Trent was beside me. I could feel the auras of the surrounding demons, hear their harsh cries for revenge, taste their desire on the gritty wind. My heart pounded, and I watched as Al’s face twisted and he bore down, choking Ku’Sox with his foot. Elven magic had downed him, and I felt a growing fear in the demons, even as they urged Ku’Sox’s end.
Appalled, I watched as Ku’Sox pushed at Al’s foot, pounding at his leg, his face becoming red as he arched his back and struggled.
“You were a mistake!” Al exclaimed, and Newt’s androgynous form shoved another aside so she could see. Dali was beside her, and they served as stone-faced witnesses as they killed one of their own. “You were a mistake . . .” Al said again as Ku’Sox struggled, his fingers clawing Al’s leg until they bled.
“Trial!” Ku’Sox rasped, his eyes fastening on Dali’s.
I fixed my horrified gaze on Dali, seeing the demon clench his teeth. Could he claim that?
“Trial! I have a right . . .” he choked out, hardly audible over the surrounding din.
Dali grimaced and bent his head toward Newt’s. “I think he said trial.”
Al’s teeth showed, and he bore down harder. Someone jostled me forward, and Trent pulled me back before I fell.
“I did!” Ku’Sox got out. “I have a right for a trial by demon!”
“He dies!” Trent shouted, his desire flowing through me by way of the slavers. “Now!”

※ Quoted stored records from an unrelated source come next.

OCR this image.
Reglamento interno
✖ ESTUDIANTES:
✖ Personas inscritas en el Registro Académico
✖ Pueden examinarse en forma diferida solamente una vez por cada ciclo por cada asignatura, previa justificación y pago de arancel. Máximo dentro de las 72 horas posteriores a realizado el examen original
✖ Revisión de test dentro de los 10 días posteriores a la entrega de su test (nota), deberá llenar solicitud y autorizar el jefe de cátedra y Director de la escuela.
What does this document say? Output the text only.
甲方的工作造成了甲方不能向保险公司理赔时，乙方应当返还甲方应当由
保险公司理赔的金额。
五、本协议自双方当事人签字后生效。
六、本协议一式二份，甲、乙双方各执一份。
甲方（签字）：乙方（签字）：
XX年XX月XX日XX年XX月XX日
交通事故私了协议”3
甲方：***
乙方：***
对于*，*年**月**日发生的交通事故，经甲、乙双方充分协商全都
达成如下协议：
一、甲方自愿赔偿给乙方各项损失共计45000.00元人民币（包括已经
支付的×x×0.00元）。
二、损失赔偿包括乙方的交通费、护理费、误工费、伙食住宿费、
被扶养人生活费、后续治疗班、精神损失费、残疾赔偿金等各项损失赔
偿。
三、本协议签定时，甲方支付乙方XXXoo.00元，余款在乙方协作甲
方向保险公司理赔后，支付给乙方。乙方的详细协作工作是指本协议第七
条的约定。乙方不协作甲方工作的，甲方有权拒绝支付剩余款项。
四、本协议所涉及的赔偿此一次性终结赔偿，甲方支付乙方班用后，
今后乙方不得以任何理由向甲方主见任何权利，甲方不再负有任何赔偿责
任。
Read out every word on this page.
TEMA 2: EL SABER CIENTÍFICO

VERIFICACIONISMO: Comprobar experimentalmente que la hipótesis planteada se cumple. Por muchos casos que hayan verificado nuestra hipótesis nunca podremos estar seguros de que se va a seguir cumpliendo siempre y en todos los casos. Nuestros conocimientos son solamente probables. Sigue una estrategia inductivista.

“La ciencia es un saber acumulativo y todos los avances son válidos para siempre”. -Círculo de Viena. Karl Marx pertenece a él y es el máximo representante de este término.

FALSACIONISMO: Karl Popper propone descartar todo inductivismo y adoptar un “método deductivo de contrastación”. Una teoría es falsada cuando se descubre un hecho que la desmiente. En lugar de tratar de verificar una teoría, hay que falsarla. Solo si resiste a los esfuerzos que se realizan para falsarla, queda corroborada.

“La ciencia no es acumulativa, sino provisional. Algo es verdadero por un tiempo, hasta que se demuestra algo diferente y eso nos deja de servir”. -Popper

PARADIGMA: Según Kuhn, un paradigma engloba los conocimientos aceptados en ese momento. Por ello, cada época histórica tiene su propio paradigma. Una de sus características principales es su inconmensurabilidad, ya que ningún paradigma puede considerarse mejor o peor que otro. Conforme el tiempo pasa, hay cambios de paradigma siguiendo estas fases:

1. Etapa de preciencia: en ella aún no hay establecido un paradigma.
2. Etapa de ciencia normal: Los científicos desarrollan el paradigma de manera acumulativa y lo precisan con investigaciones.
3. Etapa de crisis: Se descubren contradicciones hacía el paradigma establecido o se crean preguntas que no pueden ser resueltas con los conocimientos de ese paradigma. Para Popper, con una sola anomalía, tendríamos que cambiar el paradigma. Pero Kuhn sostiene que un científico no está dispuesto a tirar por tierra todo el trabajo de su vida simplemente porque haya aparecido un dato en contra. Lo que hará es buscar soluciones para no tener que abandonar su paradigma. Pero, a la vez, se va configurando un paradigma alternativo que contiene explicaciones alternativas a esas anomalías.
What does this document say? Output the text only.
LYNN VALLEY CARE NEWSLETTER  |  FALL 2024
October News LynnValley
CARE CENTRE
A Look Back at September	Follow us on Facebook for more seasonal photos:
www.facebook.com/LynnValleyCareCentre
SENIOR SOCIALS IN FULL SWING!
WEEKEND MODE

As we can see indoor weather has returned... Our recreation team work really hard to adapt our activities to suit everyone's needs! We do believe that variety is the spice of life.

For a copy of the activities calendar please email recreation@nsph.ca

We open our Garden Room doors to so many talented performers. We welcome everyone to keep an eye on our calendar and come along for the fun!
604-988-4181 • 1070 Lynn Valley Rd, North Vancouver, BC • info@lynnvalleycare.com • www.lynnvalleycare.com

I looked to the east, frightened when the angry mob of demons at my back began to subside into frustrated mutterings. “We don’t have time for a trial!”
But Al was moving his foot.
“Al! You want them to put him in jail?” I shouted, and his eyes met mine, shocking me with their hatred. It would have been better if Trent’s spell would have killed Ku’Sox directly, but elves apparently liked their prisoners alive.
“No.” Al backed up a step, Ku’Sox lying between him and Newt and Dali. “I want to fucking kill him. Slow had been my intent, but fast would have been acceptable.”
Ku’Sox was smiling wickedly as he sat up, scooting backward into the surrounding demons when Al made motions to kick him. “I’m a demon,” he said, his voice smoothing out as found his aplomb. “I have a right to a trial.”
“Let go of me!” Newt cried, wiggling in Dali’s grip. “Let go! I will kill him myself if you are all too afraid, and then you can put me on trial!” she shouted.
“Be still, Newt!” Dali exclaimed, but the haze in her eyes scared me, even as I wanted to see an end to Ku’Sox.
“Ah, I have an idea,” Trent said softly, his voice both musical and hard. “That is, if you are willing to listen to an elf. The one whose magic caught him.”
I turned to Trent, wanting to protest that it had taken all three of us to catch him, but I held my tongue when I saw the harsh light in his eyes, the chilling bone-hard expression of dealing out a harsh death. I’d seen it once aimed at me, and I’d almost died.